Вкратце обобщая, из реконструкции Маркоффа возникает следующая картина. Крестьяне слушали в таверне проезжего из столицы или кто-то из своих грамотных вслух читал только что полученную газету о том, как в Париже спорят по поводу отмены сеньориальных прав и привилегий, делали свои умозаключения, обменивались менее или более открыто мнениями. После этого французские крестьяне нередко (но не всегда и притом с существенными и вполне сегодня объясненными вариациями по провинциям, вроде Жиронды или Вандеи) решали пойти на замок своего, вероятно, изрядно всех доставшего сеньора – чтобы тому стало некуда и незачем возвращаться в деревню – и своими решительными незаурядными действиями заодно дать понять участникам парижских дебатов, чего от них ожидают на местах.
В долгосрочном плане оказывается, что, несмотря на безумие хаотических моментов, от слома абсолютистской монархии и создания на руинах рациональной наполеоновской бюрократии более всего выиграла буржуазия, а кровавый опыт Парижской коммуны, вытесняемый во французское коллективное подсознание, положил конец монархическим реставрациям и задал параметры либерального государства Третьей республики с ее патриотическо-социальными институтами участия новых индустриальных низов.
За прошедшие два десятилетия историческая макросоциология смогла избавиться от идеологических схем, представляющих революции в качестве необходимых формационных переходов, коллективных неврозов или прямолинейной и лишь двусторонней классовой борьбы.
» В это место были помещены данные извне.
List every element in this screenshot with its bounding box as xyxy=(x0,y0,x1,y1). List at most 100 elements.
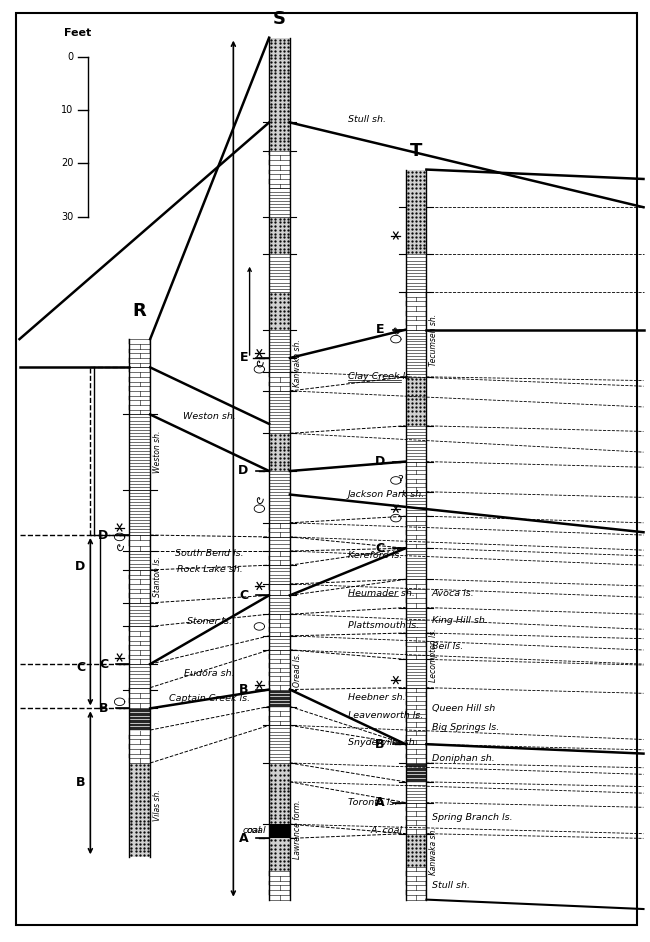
Text: Rock Lake sh.: Rock Lake sh. xyxy=(177,565,242,575)
Text: B: B xyxy=(75,776,85,789)
Text: Weston sh.: Weston sh. xyxy=(153,431,162,473)
Text: 30: 30 xyxy=(61,212,73,221)
Bar xyxy=(406,659,426,688)
Bar xyxy=(129,730,150,763)
Bar xyxy=(269,650,290,690)
Text: B: B xyxy=(99,702,109,715)
Bar xyxy=(269,584,290,595)
Text: A: A xyxy=(239,832,248,845)
Text: Feet: Feet xyxy=(64,28,92,38)
Bar xyxy=(129,688,150,708)
Text: Tecumseh sh.: Tecumseh sh. xyxy=(429,314,438,366)
Text: King Hill sh.: King Hill sh. xyxy=(432,616,488,625)
Bar xyxy=(129,664,150,688)
Text: Stull sh.: Stull sh. xyxy=(432,881,469,890)
Bar xyxy=(406,688,426,744)
Text: T: T xyxy=(410,142,422,160)
Bar xyxy=(406,803,426,834)
Text: Kanwaka sh.: Kanwaka sh. xyxy=(292,339,302,386)
Text: Vilas sh.: Vilas sh. xyxy=(153,789,162,821)
Bar xyxy=(269,391,290,433)
Bar xyxy=(406,579,426,608)
Text: C: C xyxy=(239,589,248,602)
Text: C: C xyxy=(76,661,85,674)
Bar xyxy=(269,292,290,330)
Bar xyxy=(269,763,290,782)
Text: Heebner sh.: Heebner sh. xyxy=(348,692,406,702)
Text: Kanwaka sh.: Kanwaka sh. xyxy=(429,827,438,875)
Bar xyxy=(269,595,290,614)
Text: Spring Branch ls.: Spring Branch ls. xyxy=(432,813,512,822)
Bar xyxy=(406,867,426,900)
Bar xyxy=(129,490,150,535)
Text: Heumader sh.: Heumader sh. xyxy=(348,589,415,598)
Bar xyxy=(269,471,290,523)
Bar xyxy=(269,38,290,151)
Text: ?: ? xyxy=(397,476,404,485)
Bar xyxy=(406,330,426,377)
Text: Lawrence form.: Lawrence form. xyxy=(292,799,302,859)
Text: Stoner ls.: Stoner ls. xyxy=(187,617,232,626)
Bar xyxy=(269,782,290,824)
Text: Leavenworth ls.: Leavenworth ls. xyxy=(348,711,423,721)
Text: 10: 10 xyxy=(61,105,73,115)
Text: 0: 0 xyxy=(68,52,73,61)
Text: C: C xyxy=(376,542,385,555)
Bar xyxy=(406,254,426,292)
Bar xyxy=(406,782,426,803)
Bar xyxy=(406,492,426,516)
Text: coal: coal xyxy=(246,826,266,836)
Text: Doniphan sh.: Doniphan sh. xyxy=(432,754,495,763)
Bar xyxy=(406,608,426,633)
Text: D: D xyxy=(374,455,385,468)
Bar xyxy=(406,170,426,207)
Bar xyxy=(269,188,290,217)
Bar xyxy=(406,377,426,426)
Text: Captain Creek ls.: Captain Creek ls. xyxy=(169,694,250,704)
Bar xyxy=(406,207,426,254)
Bar xyxy=(406,292,426,330)
Text: Avoca ls.: Avoca ls. xyxy=(432,589,474,598)
Bar xyxy=(129,708,150,730)
Bar xyxy=(406,462,426,492)
Bar xyxy=(129,339,150,367)
Bar xyxy=(269,523,290,537)
Bar xyxy=(129,367,150,414)
Text: D: D xyxy=(238,464,248,478)
Text: Stanton ls.: Stanton ls. xyxy=(153,557,162,597)
Bar xyxy=(269,690,290,706)
Bar xyxy=(269,565,290,584)
Text: Kereford ls.: Kereford ls. xyxy=(348,551,402,560)
Bar xyxy=(269,217,290,254)
Bar xyxy=(269,537,290,551)
Bar xyxy=(406,744,426,763)
Text: Weston sh.: Weston sh. xyxy=(183,412,236,421)
Text: Jackson Park sh.: Jackson Park sh. xyxy=(348,490,425,499)
Text: Lecompton ls.: Lecompton ls. xyxy=(429,629,438,682)
Bar xyxy=(129,763,150,815)
Text: Eudora sh.: Eudora sh. xyxy=(185,669,235,678)
Text: Clay Creek ls.: Clay Creek ls. xyxy=(348,372,413,382)
Text: Queen Hill sh: Queen Hill sh xyxy=(432,704,495,713)
Text: Plattsmouth ls.: Plattsmouth ls. xyxy=(348,621,419,630)
Bar xyxy=(406,548,426,579)
Bar xyxy=(129,570,150,603)
Bar xyxy=(269,551,290,565)
Bar xyxy=(406,763,426,782)
Text: A  coal: A coal xyxy=(370,826,402,836)
Bar xyxy=(269,254,290,292)
Bar xyxy=(129,535,150,551)
Text: D: D xyxy=(98,528,109,542)
Bar xyxy=(269,871,290,900)
Bar xyxy=(269,636,290,650)
Text: coal: coal xyxy=(243,826,261,836)
Text: R: R xyxy=(133,302,147,320)
Bar xyxy=(269,372,290,391)
Text: E: E xyxy=(240,351,248,365)
Bar xyxy=(269,433,290,471)
Bar xyxy=(406,834,426,867)
Bar xyxy=(129,603,150,626)
Bar xyxy=(269,330,290,372)
Bar xyxy=(129,414,150,490)
Bar xyxy=(406,426,426,462)
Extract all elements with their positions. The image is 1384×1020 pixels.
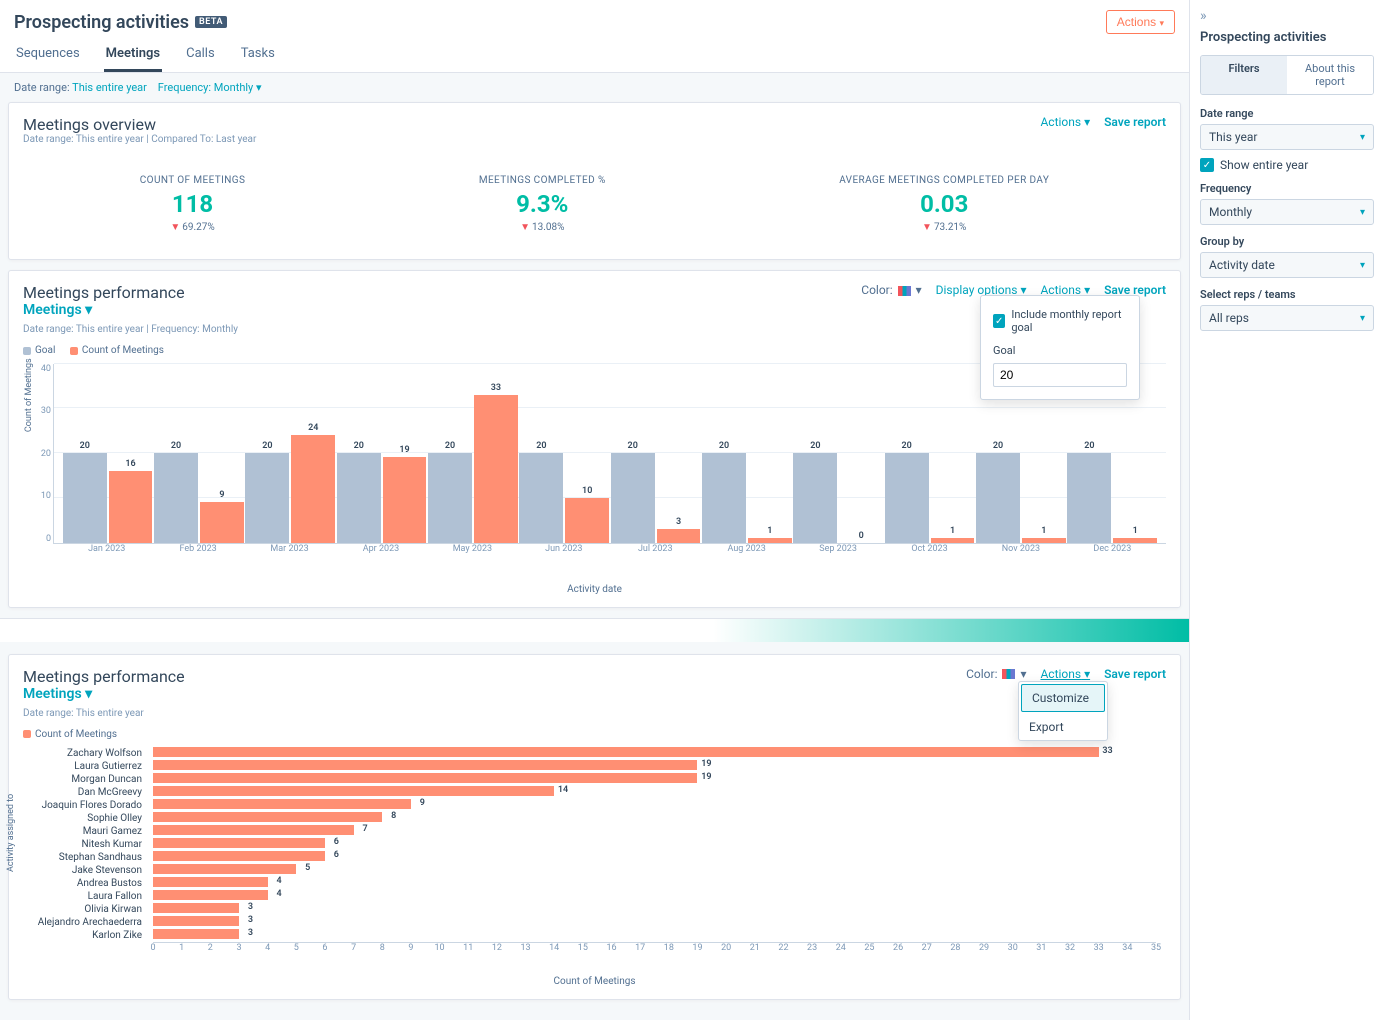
perf2-chart: Zachary Wolfson33Laura Gutierrez19Morgan… — [153, 747, 1156, 942]
month-group: 2033 — [427, 364, 518, 543]
actions-dropdown-menu: Customize Export — [1018, 681, 1108, 741]
person-bar: Sophie Olley8 — [153, 812, 1156, 825]
frequency-select[interactable]: Monthly▾ — [1200, 199, 1374, 225]
perf2-legend: Count of Meetings — [23, 729, 1166, 742]
person-bar: Jake Stevenson5 — [153, 864, 1156, 877]
person-bar: Zachary Wolfson33 — [153, 747, 1156, 760]
overview-meta: Date range: This entire year | Compared … — [23, 134, 256, 145]
date-range-select[interactable]: This year▾ — [1200, 124, 1374, 150]
kpi: MEETINGS COMPLETED %9.3%▼13.08% — [479, 175, 606, 233]
person-bar: Morgan Duncan19 — [153, 773, 1156, 786]
perf2-actions[interactable]: Actions ▾ — [1040, 667, 1090, 681]
month-group: 2019 — [336, 364, 427, 543]
perf2-subtitle[interactable]: Meetings ▾ — [23, 686, 185, 702]
person-bar: Olivia Kirwan3 — [153, 903, 1156, 916]
overview-save[interactable]: Save report — [1104, 115, 1166, 129]
month-group: 2024 — [245, 364, 336, 543]
overview-actions[interactable]: Actions ▾ — [1040, 115, 1090, 129]
kpi: COUNT OF MEETINGS118▼69.27% — [140, 175, 246, 233]
side-tab-about[interactable]: About this report — [1287, 56, 1373, 94]
person-bar: Karlon Zike3 — [153, 929, 1156, 942]
person-bar: Joaquin Flores Dorado9 — [153, 799, 1156, 812]
performance-card-2: Meetings performance Meetings ▾ Color: ▾… — [8, 654, 1181, 1001]
perf1-title: Meetings performance — [23, 283, 185, 302]
person-bar: Laura Gutierrez19 — [153, 760, 1156, 773]
reps-label: Select reps / teams — [1200, 288, 1374, 301]
month-group: 2016 — [62, 364, 153, 543]
page-header: Prospecting activities BETA Actions ▾ — [0, 0, 1189, 38]
person-bar: Stephan Sandhaus6 — [153, 851, 1156, 864]
person-bar: Andrea Bustos4 — [153, 877, 1156, 890]
month-group: 203 — [610, 364, 701, 543]
frequency-label: Frequency — [1200, 182, 1374, 195]
frequency-link[interactable]: Frequency: Monthly ▾ — [158, 81, 262, 94]
date-range-label: Date range — [1200, 107, 1374, 120]
include-goal-checkbox[interactable]: ✓ — [993, 314, 1005, 328]
perf1-subtitle[interactable]: Meetings ▾ — [23, 302, 185, 318]
perf2-title: Meetings performance — [23, 667, 185, 686]
performance-card-1: Meetings performance Meetings ▾ Color: ▾… — [8, 270, 1181, 608]
month-group: 200 — [793, 364, 884, 543]
section-divider — [0, 618, 1189, 642]
perf1-color-picker[interactable]: Color: ▾ — [861, 283, 921, 297]
tab-tasks[interactable]: Tasks — [239, 38, 277, 72]
tab-meetings[interactable]: Meetings — [104, 38, 162, 72]
perf2-color-picker[interactable]: Color: ▾ — [966, 667, 1026, 681]
perf2-save[interactable]: Save report — [1104, 667, 1166, 681]
overview-card: Meetings overview Date range: This entir… — [8, 102, 1181, 260]
reps-select[interactable]: All reps▾ — [1200, 305, 1374, 331]
goal-input-label: Goal — [993, 344, 1127, 357]
menu-customize[interactable]: Customize — [1021, 684, 1105, 712]
month-group: 201 — [884, 364, 975, 543]
person-bar: Nitesh Kumar6 — [153, 838, 1156, 851]
page-title-text: Prospecting activities — [14, 12, 189, 33]
group-by-label: Group by — [1200, 235, 1374, 248]
side-title: Prospecting activities — [1200, 30, 1374, 45]
menu-export[interactable]: Export — [1019, 714, 1107, 740]
subheader: Date range: This entire year Frequency: … — [0, 73, 1189, 102]
display-options-popup: ✓ Include monthly report goal Goal — [980, 295, 1140, 400]
side-panel: » Prospecting activities Filters About t… — [1189, 0, 1384, 1020]
side-tab-filters[interactable]: Filters — [1201, 56, 1287, 94]
collapse-panel-icon[interactable]: » — [1200, 8, 1374, 24]
overview-title: Meetings overview — [23, 115, 256, 134]
header-actions-button[interactable]: Actions ▾ — [1106, 10, 1175, 34]
show-entire-year-checkbox[interactable]: ✓ — [1200, 158, 1214, 172]
person-bar: Mauri Gamez7 — [153, 825, 1156, 838]
kpi-row: COUNT OF MEETINGS118▼69.27% MEETINGS COMP… — [23, 161, 1166, 247]
tab-calls[interactable]: Calls — [184, 38, 217, 72]
person-bar: Alejandro Arechaederra3 — [153, 916, 1156, 929]
kpi: AVERAGE MEETINGS COMPLETED PER DAY0.03▼7… — [839, 175, 1049, 233]
tab-sequences[interactable]: Sequences — [14, 38, 82, 72]
beta-badge: BETA — [195, 16, 227, 28]
month-group: 209 — [153, 364, 244, 543]
perf2-meta: Date range: This entire year — [23, 708, 1166, 719]
person-bar: Dan McGreevy14 — [153, 786, 1156, 799]
month-group: 2010 — [519, 364, 610, 543]
main-tabs: Sequences Meetings Calls Tasks — [0, 38, 1189, 73]
page-title: Prospecting activities BETA — [14, 12, 227, 33]
month-group: 201 — [701, 364, 792, 543]
goal-input[interactable] — [993, 363, 1127, 387]
group-by-select[interactable]: Activity date▾ — [1200, 252, 1374, 278]
person-bar: Laura Fallon4 — [153, 890, 1156, 903]
date-range-link[interactable]: This entire year — [72, 81, 147, 94]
Стало ясно, что революции прошлого, прежде всего, были крушениями государственной машины с последующим воссозданием государства на новом уровне организационной эффективности и массовой идеологической легитимности. Это структурные подвижки, вполне поддающиеся теоретизированию и требующие глубокого эмпирического исследования. Следующий большой вопрос, только сегодня встающий перед новым поколением ученых, – какие формы и цели могут приобрести будущие революции в мире, где главные центры власти перемещаются из национальных государств в сферу космополитичного мирового рынка, и будут ли это революции вообще? Дает ли нам прецедент антибюрократических студенческих волнений 1968 г. – если хотите, первая революция не по Марксу, а по Максу Веберу – нечто важное и существенное для понимания будущего?